Dès les premières minutes du film, Junko est sollicitée par le chercheur en psychologie Hayasaka (Tsuyoshi Kusanagi) pour montrer ces aptitudes, quand elle n’est pas consultée à son domicile. En contrepoint l’on suit le quotidien tout ce qu’il y a d’ordinaire qu’elle mène avec son époux. Ce « don » apparait pourtant comme une malédiction dans la quête d’une vie normale. Les apparitions spectrales surgissent durant sa tentative d’officier en tant que serveuse, et plus tard ce sera un fatal destin qui la ramènera à ses doutes avec une petite fille enlevée placée sur sa route suite un concours de circonstance. Junko et Koji subissent les évènements (quand dans l’histoire originelle ils cherchaient à les provoquer) et ne savent comment y répondre si ce n’est maladroitement puis tragiquement. Pour revenir au film de Bryan Forbes, le couple toxique commettait l’irréparable car dans sa folie, il était convaincu du bien-fondé de ses actes funestes. Kurosawa place des personnages quelconques mais aux vraies capacités extrasensorielles dans un contexte extraordinaire, mais c’est leur normalité qui va les faire douter et craindre d’être soupçonnés. 

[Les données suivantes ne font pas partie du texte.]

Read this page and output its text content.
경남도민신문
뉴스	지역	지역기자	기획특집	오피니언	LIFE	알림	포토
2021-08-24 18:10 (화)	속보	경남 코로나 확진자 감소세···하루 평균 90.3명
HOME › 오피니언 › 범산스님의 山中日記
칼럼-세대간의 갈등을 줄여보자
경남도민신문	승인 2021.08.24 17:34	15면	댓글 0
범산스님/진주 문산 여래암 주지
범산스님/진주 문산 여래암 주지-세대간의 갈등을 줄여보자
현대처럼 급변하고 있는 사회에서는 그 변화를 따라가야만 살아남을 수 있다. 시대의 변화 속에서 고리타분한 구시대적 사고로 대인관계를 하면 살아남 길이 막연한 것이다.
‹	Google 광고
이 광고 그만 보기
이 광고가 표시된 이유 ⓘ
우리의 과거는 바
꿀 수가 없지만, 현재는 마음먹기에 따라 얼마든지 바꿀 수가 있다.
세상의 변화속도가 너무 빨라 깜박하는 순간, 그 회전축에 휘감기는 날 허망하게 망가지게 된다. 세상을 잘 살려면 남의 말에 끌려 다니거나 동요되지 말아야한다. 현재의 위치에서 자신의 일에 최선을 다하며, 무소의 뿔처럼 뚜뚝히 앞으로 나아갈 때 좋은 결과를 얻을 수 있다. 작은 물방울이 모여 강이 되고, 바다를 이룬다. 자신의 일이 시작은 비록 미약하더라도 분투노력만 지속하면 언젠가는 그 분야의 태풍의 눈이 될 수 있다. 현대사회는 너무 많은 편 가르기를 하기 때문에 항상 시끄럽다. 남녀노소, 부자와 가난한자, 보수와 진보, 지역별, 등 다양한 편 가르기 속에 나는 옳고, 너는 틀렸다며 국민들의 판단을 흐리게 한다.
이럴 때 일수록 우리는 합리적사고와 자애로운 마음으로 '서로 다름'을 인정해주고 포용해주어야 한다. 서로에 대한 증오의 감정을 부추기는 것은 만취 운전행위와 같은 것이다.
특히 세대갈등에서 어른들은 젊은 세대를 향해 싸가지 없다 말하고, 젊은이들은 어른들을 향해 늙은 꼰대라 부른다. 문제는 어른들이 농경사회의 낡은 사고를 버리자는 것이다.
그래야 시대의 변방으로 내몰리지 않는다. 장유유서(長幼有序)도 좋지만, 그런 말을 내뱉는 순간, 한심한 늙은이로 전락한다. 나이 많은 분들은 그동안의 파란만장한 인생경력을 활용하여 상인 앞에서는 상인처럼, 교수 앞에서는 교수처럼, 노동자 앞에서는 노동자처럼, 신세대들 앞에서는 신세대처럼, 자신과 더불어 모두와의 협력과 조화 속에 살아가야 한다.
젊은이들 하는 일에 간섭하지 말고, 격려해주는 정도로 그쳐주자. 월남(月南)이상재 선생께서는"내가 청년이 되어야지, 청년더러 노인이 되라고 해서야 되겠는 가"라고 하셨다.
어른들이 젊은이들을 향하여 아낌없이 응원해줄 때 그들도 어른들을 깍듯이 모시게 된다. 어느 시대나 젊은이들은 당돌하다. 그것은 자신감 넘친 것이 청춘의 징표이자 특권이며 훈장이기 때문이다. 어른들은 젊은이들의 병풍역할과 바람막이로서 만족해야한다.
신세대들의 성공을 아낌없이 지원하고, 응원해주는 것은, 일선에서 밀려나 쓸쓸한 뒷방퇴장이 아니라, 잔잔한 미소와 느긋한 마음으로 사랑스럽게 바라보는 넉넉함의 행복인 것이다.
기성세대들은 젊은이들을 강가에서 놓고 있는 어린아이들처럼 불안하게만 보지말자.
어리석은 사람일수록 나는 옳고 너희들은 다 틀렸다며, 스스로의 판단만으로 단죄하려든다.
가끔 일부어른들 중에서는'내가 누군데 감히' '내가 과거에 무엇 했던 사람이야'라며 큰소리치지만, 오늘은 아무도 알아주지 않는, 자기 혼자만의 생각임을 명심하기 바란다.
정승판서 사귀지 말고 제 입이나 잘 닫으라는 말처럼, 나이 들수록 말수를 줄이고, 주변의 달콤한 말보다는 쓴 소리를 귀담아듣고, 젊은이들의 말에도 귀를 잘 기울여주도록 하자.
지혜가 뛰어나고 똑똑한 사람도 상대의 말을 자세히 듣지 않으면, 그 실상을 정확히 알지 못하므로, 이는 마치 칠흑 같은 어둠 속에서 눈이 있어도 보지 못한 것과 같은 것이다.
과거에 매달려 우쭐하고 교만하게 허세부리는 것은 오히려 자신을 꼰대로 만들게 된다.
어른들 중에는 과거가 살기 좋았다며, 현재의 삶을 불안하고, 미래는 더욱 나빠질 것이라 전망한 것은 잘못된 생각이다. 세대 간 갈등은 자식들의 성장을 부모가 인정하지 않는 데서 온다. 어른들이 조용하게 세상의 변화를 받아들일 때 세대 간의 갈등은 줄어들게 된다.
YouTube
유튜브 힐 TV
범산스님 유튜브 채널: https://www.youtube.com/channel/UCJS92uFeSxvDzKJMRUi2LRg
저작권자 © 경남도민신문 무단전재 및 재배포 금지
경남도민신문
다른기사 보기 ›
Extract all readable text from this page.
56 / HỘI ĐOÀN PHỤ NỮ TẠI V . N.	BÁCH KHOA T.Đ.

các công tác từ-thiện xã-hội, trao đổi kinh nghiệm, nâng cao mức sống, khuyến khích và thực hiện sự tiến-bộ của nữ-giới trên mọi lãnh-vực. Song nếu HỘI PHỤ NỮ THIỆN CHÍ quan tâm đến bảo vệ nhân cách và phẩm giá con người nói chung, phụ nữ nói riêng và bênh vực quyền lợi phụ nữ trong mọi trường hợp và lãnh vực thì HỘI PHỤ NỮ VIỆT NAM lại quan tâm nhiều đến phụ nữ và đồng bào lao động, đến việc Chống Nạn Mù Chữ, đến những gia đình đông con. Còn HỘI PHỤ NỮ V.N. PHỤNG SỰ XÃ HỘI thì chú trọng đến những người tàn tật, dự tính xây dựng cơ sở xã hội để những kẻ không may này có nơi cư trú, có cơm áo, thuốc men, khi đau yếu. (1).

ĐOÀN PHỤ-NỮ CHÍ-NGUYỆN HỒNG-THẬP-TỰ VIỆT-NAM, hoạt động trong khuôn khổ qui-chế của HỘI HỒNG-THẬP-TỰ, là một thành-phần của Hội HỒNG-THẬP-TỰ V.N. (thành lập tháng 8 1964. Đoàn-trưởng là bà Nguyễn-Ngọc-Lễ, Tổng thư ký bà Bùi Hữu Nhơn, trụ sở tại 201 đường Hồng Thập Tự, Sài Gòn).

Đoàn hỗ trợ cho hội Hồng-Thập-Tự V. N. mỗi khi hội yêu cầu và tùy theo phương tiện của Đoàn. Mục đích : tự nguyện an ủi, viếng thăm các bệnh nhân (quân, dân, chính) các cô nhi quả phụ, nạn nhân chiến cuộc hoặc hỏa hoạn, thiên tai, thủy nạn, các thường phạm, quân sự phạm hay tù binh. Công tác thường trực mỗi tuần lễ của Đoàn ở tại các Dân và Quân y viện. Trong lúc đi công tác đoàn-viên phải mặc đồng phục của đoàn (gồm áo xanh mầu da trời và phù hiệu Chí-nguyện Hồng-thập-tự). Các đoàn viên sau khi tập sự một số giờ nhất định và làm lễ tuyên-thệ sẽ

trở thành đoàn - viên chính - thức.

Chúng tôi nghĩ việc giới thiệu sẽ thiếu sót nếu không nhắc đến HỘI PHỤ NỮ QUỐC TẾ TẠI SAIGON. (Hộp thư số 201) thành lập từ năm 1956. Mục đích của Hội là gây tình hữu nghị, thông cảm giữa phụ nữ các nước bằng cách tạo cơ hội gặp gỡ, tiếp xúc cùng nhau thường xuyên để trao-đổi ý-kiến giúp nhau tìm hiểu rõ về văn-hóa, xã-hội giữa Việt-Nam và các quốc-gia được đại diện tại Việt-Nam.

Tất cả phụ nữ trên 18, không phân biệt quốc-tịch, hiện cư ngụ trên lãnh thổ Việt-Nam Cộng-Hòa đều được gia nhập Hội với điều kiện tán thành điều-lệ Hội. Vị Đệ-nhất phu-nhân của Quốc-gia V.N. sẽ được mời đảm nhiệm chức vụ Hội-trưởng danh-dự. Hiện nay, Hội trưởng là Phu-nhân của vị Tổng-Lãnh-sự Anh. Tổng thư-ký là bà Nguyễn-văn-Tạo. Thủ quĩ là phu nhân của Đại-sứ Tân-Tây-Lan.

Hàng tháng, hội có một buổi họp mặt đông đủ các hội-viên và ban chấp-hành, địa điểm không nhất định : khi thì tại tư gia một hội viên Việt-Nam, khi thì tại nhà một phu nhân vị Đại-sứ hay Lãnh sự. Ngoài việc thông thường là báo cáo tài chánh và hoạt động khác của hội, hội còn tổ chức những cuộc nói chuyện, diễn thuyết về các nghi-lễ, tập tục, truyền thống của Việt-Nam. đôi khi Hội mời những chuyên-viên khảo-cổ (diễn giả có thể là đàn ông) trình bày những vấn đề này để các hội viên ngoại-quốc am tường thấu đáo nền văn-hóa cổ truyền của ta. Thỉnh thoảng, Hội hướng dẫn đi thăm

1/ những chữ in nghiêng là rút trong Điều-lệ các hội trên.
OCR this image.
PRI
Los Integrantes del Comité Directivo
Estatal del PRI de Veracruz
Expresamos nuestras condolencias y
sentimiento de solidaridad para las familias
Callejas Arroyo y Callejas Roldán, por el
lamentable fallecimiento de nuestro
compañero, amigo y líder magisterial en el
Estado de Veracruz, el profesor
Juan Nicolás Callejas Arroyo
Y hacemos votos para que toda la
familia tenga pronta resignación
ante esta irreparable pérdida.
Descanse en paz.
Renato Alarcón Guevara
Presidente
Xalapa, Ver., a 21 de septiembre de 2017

La dichotomie entre ce qu’ils aspirent être et ce qu’ils sont fait le lien entre les différentes versions, les protagonistes subissant et/ou faisant subir l’irréparable pour maintenir leur aspiration d’ordinaire ou de sensationnel. L’un des reproches récurrents de Junko envers Koji s’exprime d’ailleurs par la phrase Tu m’avais promis une belle vie… C’est par ce portrait de couple que naît l’émotion du récit, mais Kurosawa en maître de l’épouvante n’oublie pas d’orchestrer quelques séquences glaçantes. Il développe clairement le dispositif brillera dans le terrifiant Kaïro (2001). 

Le fantôme apparait ainsi comme une manifestation de la culpabilité des personnages, les observant à distance ou surgissant progressivement en arrière-plan dans des compositions les faisant comme émaner de leur psyché (le fait que Koji sans don extralucide finisse par voir aussi des fantômes appuie cette thèse). La dilatation du temps et la mue subite d l’atmosphère soudain étrange et irréelle annonce également Kaïro même si c’est bien le drame humain qui domine ici, où les héros sont autant victimes que coupables de ce qui leurs arrivent notamment dans le dernier acte.